Sunday, October 7, 2007

It's the economy, stupid


A piece today in the New York Times offers the first hard evidence that the aging demographic for the performing arts is based largely on price. The article, by Charles Isherwood, centers on the Signature Theatre company, which two years ago, through an underwriting grant from Time Warner, reduced its ticket price from $45 to $15 (now they're $20). The results:

After the initiative was put in place, 30 percent of audience members were 35 or under; that may not sound like such a hot number, but if you’ve been to a matinee lately, you will not question its significance. The number of attendees with annual income of less than $50,000 grew by 25 percent. A full half of the audience was new to the Signature. Statistics from my own informal eyeballing poll indicate that the audience has acquired the healthy diversity — of age and ethnicity — that you typically see only at the Public Theater’s free Shakespeare in the Park.

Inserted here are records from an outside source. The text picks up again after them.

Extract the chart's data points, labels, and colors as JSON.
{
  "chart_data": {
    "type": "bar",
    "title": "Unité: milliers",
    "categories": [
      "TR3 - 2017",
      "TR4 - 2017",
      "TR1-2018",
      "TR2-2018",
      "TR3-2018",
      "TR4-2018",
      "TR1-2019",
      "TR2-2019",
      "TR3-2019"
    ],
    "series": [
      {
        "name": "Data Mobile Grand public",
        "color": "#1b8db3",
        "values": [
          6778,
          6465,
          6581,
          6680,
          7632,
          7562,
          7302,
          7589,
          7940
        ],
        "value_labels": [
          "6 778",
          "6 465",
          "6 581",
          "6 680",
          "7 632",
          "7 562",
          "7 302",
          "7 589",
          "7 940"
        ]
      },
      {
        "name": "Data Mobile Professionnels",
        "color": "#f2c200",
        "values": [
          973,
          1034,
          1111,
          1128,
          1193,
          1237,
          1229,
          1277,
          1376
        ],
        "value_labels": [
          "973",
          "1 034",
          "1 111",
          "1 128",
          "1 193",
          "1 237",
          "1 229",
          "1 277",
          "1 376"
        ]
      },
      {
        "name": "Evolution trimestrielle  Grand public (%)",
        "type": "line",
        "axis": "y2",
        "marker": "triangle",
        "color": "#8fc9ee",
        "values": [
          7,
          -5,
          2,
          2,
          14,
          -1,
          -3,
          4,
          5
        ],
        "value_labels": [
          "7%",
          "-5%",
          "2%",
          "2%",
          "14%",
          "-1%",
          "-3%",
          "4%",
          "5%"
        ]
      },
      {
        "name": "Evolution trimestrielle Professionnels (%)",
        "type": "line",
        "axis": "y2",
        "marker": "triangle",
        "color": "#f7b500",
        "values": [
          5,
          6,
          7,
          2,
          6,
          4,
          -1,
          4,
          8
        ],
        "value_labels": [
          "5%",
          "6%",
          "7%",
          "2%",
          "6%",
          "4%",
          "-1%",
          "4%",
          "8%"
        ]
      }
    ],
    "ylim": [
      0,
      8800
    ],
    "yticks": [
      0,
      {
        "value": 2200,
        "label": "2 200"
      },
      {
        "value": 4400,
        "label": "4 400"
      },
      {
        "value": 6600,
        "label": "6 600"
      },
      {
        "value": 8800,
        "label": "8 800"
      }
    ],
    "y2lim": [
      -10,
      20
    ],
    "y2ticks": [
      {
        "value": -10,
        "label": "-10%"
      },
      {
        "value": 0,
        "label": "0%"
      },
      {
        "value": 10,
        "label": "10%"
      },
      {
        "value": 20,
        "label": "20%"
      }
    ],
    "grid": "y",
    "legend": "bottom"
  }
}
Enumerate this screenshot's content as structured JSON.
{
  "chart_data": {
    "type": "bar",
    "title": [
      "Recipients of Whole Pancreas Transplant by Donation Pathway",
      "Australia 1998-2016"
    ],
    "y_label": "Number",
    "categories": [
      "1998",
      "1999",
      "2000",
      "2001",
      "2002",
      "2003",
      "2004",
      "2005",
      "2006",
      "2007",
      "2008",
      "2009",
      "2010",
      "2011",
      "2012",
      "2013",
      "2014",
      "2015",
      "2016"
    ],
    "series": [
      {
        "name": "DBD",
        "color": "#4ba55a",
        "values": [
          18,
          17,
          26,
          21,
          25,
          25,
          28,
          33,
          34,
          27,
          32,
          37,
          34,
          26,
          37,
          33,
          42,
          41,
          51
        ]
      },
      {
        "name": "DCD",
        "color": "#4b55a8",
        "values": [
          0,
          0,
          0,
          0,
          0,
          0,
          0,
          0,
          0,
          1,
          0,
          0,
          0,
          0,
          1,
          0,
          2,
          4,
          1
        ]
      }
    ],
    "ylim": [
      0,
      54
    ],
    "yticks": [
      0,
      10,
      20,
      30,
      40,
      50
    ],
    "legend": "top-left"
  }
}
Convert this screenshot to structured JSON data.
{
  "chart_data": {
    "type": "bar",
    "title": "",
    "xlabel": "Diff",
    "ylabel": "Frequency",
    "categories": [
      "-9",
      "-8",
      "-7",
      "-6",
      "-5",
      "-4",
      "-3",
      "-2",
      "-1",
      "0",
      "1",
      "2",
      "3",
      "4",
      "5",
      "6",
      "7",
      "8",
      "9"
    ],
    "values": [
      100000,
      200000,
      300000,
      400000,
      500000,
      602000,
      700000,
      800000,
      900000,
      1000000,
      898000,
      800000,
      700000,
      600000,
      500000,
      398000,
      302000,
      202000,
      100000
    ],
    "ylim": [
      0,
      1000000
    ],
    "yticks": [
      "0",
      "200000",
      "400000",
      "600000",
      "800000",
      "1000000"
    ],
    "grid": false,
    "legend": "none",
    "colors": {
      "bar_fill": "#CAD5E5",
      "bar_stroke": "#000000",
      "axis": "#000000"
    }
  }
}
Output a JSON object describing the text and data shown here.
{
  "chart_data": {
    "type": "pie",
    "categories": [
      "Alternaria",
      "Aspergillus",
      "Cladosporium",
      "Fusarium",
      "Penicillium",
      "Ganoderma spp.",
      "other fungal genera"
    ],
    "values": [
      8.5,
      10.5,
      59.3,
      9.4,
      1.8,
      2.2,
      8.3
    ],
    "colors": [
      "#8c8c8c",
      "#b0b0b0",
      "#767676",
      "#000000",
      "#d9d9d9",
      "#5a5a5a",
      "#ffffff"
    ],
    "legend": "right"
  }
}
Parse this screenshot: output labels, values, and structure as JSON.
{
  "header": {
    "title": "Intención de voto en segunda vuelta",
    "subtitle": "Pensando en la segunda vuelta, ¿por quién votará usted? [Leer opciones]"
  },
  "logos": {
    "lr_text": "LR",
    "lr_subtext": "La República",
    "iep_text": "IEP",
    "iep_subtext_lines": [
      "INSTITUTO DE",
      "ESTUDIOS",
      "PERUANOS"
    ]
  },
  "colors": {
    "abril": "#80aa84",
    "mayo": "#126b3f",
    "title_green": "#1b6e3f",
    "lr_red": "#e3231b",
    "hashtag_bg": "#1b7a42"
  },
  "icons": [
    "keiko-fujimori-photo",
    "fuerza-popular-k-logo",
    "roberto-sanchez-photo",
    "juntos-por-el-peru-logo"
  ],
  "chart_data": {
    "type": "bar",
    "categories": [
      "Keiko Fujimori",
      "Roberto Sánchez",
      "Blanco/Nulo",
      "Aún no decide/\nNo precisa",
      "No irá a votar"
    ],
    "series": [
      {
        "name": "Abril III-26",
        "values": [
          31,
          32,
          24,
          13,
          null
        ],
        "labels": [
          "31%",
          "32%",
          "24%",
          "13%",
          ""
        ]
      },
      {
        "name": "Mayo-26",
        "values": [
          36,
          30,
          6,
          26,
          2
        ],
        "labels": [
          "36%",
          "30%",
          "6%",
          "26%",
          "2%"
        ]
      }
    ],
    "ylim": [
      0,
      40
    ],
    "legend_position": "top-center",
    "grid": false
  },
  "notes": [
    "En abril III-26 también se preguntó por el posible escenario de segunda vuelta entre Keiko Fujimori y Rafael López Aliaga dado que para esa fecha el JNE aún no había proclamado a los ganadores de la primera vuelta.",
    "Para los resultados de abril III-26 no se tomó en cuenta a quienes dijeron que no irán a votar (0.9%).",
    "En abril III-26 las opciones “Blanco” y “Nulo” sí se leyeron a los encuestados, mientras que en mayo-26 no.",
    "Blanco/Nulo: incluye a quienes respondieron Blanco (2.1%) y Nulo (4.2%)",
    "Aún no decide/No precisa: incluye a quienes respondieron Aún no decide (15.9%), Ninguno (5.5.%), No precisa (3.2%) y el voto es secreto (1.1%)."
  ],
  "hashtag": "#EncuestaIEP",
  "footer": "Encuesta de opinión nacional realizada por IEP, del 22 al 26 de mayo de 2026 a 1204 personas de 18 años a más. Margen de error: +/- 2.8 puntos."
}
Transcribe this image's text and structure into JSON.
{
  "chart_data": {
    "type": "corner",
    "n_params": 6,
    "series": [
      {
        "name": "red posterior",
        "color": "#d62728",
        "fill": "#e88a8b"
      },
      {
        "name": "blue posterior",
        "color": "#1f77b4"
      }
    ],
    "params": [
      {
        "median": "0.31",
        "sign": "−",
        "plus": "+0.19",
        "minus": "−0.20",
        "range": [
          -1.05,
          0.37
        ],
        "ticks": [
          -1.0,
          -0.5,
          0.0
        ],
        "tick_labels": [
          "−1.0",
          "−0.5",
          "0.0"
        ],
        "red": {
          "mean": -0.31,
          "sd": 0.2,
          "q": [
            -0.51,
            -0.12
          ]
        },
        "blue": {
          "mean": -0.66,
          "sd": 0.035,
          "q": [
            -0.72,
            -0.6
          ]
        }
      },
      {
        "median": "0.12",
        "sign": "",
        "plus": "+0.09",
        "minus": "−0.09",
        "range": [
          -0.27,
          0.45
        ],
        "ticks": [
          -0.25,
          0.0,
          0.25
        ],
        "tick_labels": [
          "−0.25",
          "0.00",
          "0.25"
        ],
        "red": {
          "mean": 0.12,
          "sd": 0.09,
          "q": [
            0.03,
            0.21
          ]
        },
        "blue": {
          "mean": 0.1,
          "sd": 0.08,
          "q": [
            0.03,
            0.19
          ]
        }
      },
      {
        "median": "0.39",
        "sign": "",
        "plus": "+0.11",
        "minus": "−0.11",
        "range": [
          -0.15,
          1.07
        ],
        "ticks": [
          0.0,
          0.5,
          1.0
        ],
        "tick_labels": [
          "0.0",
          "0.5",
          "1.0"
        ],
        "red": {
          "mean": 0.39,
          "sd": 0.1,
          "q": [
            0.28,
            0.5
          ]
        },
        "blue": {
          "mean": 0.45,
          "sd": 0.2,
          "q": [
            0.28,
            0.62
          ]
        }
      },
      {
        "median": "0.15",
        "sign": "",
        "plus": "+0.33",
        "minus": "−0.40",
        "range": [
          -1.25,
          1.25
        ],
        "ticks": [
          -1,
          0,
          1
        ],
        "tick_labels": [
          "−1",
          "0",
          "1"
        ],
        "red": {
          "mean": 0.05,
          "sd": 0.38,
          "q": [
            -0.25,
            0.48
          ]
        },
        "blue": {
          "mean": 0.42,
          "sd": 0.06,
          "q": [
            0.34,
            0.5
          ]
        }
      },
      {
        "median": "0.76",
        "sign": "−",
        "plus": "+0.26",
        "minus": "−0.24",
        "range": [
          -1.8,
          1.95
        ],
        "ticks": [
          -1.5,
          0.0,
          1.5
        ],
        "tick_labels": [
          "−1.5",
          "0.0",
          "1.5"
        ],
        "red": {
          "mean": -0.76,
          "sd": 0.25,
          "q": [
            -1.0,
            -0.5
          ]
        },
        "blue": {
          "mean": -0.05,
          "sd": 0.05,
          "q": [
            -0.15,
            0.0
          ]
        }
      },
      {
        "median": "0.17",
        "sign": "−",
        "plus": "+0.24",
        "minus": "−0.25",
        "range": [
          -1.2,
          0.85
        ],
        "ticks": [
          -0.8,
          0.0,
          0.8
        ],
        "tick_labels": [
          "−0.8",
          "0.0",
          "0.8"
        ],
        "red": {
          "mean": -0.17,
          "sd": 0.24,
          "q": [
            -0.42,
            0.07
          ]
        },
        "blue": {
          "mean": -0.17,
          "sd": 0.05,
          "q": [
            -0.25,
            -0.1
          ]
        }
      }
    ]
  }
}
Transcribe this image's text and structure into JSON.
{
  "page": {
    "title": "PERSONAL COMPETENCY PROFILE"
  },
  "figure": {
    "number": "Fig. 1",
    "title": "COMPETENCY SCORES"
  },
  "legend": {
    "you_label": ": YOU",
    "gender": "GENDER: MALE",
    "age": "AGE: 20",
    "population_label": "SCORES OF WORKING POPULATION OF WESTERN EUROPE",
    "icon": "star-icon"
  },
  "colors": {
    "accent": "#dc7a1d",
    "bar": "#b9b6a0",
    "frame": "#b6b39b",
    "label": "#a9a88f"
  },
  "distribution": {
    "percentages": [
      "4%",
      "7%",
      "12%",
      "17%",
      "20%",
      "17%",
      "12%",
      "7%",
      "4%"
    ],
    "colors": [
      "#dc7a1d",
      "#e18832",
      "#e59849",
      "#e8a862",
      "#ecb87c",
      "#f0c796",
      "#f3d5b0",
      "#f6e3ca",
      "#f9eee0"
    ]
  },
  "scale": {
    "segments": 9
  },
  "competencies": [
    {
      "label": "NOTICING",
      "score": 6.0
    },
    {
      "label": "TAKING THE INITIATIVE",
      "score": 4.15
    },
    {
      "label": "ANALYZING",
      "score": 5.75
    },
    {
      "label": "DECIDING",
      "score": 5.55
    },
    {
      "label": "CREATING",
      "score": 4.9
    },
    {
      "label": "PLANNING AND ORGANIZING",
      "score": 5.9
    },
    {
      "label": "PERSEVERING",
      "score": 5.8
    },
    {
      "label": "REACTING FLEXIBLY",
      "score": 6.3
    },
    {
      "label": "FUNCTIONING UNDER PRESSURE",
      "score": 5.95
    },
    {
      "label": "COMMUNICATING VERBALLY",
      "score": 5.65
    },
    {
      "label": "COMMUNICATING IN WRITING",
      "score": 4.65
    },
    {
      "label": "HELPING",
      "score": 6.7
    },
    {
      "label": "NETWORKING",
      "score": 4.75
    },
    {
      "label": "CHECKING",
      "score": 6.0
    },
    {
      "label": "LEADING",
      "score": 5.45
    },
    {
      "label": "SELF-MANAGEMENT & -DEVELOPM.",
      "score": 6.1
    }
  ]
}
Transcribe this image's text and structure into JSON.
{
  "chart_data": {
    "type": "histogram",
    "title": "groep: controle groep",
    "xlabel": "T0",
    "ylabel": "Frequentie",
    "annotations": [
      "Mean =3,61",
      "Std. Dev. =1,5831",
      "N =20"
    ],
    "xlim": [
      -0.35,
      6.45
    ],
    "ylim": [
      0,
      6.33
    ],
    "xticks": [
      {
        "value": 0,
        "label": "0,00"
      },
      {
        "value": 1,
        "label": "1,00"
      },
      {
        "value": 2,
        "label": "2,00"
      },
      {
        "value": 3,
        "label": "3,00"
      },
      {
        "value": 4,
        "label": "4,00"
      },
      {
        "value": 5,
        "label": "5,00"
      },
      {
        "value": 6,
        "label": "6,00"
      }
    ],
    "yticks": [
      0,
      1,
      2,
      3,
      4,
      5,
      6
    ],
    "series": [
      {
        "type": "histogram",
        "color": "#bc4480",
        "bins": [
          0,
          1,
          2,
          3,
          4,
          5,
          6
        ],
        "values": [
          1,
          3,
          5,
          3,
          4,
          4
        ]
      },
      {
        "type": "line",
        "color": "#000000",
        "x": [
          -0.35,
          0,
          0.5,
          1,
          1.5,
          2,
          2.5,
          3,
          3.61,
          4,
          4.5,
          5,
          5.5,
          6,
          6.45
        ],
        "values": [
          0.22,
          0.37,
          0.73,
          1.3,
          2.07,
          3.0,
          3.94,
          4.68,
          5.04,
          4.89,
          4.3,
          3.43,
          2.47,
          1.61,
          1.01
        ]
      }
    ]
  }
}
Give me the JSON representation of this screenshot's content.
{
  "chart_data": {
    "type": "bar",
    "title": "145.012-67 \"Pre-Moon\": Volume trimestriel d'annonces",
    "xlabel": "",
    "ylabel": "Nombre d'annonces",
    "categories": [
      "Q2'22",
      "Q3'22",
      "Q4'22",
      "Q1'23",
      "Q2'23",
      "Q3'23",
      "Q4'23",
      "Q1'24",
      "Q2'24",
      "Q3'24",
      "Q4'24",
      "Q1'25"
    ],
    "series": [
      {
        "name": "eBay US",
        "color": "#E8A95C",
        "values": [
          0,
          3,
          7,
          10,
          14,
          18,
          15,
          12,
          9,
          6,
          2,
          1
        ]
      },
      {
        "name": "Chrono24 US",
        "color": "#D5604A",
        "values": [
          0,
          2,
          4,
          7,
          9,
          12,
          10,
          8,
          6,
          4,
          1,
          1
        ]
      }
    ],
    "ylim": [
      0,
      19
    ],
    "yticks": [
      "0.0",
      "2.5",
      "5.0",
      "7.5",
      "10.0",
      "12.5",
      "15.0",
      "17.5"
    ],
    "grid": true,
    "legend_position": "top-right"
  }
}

All the productions in the two seasons the program has been in place have sold out and extended their runs, including the first show of the current, third season, Charles Mee’s “Iphigenia 2.0.” The Signature recently announced that Time Warner would continue the subsidies through the 2010 season.


Now is there a source in Boston for that kind of largesse? Is "diversity" the magic word that could open up the corporate till - even if it's class diversity? Who can step up to the plate for theatre?